Booblet was a child of my heart.
Six years ago in early spring when it was still pretty chilly, one of my little ladies hatched out some babies. She had gotten off the nest and was busy showing them off, so I figured that she was done with the hatching. I went to clean up the nest and one egg peeped at me. I figured if I didn't take the egg somewhere to keep it warm, the baby would die. So I tucked the egg into my shirt. My incubator was full and I didn't want to put a hatching egg in there, so I ended up keeping the egg in my undergarment for two days.
I didn't sleep much those nights for fear of crushing the egg. Then one afternoon Booblet hatched in my bra. I wanted her to have a real chicken mom, so I tried to slip her under her mom with the other babies. I checked on them in the morning and, to my horrified gaze, there was little Booblet, lying still and bloody on the ground. I decided then and there that she was meant to be mine.
The little fuzzball had a cleft palate and seemed to have more trouble with dry food, so that meant unless s/he developed to where eating dry food isn't a problem, wet mash will have to be freshly made several times a day. I didn't bond much with Booblet at first because I wanted her biological mom to raise her.

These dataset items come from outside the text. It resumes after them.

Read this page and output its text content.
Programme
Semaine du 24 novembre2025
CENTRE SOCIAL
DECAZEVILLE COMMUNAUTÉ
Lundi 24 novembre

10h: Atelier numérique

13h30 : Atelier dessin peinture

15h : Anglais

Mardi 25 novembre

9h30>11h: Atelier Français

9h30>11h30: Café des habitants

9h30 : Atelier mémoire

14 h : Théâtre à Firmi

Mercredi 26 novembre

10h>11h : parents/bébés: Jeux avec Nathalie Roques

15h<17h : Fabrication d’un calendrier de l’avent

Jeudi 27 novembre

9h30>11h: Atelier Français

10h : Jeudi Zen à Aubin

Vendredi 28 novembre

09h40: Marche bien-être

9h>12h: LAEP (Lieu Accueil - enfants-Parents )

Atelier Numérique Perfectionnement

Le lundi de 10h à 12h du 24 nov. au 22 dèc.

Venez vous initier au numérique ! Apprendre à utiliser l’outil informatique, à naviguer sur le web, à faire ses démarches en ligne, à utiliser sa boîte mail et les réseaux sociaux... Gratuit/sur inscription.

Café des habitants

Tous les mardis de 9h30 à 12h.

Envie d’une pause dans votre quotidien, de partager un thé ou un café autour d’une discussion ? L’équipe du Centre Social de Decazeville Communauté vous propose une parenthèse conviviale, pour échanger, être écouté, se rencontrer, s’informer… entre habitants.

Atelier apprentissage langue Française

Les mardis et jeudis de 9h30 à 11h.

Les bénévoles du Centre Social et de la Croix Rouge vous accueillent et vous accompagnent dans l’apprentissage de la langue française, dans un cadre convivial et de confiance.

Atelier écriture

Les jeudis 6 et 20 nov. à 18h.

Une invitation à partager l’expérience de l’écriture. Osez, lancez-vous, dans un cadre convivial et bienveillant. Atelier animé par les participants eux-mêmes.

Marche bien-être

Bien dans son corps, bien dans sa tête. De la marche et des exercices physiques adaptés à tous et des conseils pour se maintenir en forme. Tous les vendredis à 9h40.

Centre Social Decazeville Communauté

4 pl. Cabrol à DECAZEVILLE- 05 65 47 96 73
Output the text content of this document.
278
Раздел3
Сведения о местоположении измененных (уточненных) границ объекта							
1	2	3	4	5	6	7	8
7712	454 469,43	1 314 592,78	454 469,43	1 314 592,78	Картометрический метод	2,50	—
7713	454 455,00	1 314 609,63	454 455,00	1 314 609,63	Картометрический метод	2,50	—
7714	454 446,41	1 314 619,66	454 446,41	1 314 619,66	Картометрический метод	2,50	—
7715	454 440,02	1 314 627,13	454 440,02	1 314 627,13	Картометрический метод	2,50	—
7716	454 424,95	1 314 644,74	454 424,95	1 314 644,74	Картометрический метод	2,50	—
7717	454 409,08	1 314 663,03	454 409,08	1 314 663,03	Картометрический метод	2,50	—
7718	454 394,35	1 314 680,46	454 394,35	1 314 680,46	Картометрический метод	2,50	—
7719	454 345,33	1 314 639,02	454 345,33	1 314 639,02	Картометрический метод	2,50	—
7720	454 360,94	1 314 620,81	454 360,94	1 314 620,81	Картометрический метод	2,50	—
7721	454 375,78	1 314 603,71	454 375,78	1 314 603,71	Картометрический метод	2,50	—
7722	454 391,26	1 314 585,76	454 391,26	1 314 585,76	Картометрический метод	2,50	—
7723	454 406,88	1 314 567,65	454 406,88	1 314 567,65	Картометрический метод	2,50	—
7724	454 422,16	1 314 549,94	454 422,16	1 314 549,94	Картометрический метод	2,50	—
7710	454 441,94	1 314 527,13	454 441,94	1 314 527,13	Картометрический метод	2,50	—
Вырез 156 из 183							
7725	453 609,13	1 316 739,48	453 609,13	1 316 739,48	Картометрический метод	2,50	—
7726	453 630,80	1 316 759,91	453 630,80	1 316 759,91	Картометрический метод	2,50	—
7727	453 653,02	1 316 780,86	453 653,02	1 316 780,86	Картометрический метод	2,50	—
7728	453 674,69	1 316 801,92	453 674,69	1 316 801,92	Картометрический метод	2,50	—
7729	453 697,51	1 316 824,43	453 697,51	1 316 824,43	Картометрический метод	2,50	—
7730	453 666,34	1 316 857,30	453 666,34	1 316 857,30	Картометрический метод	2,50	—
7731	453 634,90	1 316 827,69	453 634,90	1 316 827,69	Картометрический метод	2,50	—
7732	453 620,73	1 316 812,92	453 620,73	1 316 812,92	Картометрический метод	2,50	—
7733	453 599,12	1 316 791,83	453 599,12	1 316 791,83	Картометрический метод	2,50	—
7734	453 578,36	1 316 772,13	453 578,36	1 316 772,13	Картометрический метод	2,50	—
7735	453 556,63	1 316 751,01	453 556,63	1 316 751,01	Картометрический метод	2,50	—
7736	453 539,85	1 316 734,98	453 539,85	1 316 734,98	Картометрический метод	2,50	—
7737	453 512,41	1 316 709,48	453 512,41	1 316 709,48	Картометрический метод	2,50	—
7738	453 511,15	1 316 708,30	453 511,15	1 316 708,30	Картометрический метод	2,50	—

As for the seizures, when I found her, I at first thought she was dead; then I realized she was having a lot of trouble breathing. She would have these really long pauses between each gasp. I would feed her, and she would have moments where she would just be fighting for every breath. I was so scared that she would inhale the food slurry.
After two days it seemed like she thought I'm mom, so I guessed that's OK.
Soon she didn't have any trouble but I did worry that her troubles would come back. It's tough being a mom, eh?
Booblet was my constant companion for the first month of her life. Never mind that I slept very uneasily, she insisted on burrowing under my chin every night. At about two months, I started moving her to a rolled-up towel perch on my nightstand. It became a nightly ritual that she would snuggle under the covers briefly as if to say good-night, before climbing out of my bed to sleep on her towel perch. It was her way of saying good-night :)
Booblet eventually moved outside where she shared a pen with a sweet gentle little roo named Mulberry. Booblet stopped laying when she was only two years old, so I never did hatch any of her eggs.
Booblet took care of some young'uns that weren't supposed to be here. A neighbor's boy said he wanted the eggs, but wanted me to take care of them while he went on vacation. A little hen had been sitting on the eggs for him. The boy decided he didn't want them but I couldn't bear to throw away mostly developed eggs. Ten chicks, mostly Silkie x Aracauna, hatched.
I lost Booblet to cancer. She had good days and bad days, but I am grateful that the end came for her, when the bad days started to outnumber the good ones. She was a child of my heart, the first one to share my bed with me, the one who used me as the Human Mountain in the middle of the night.
I miss her still.
I still look up expecting to see her sometimes, but I know she's not suffering any more, so it's a bittersweet thing.
Booblet brought a lot of joy to my life. I'd like to remember her that way.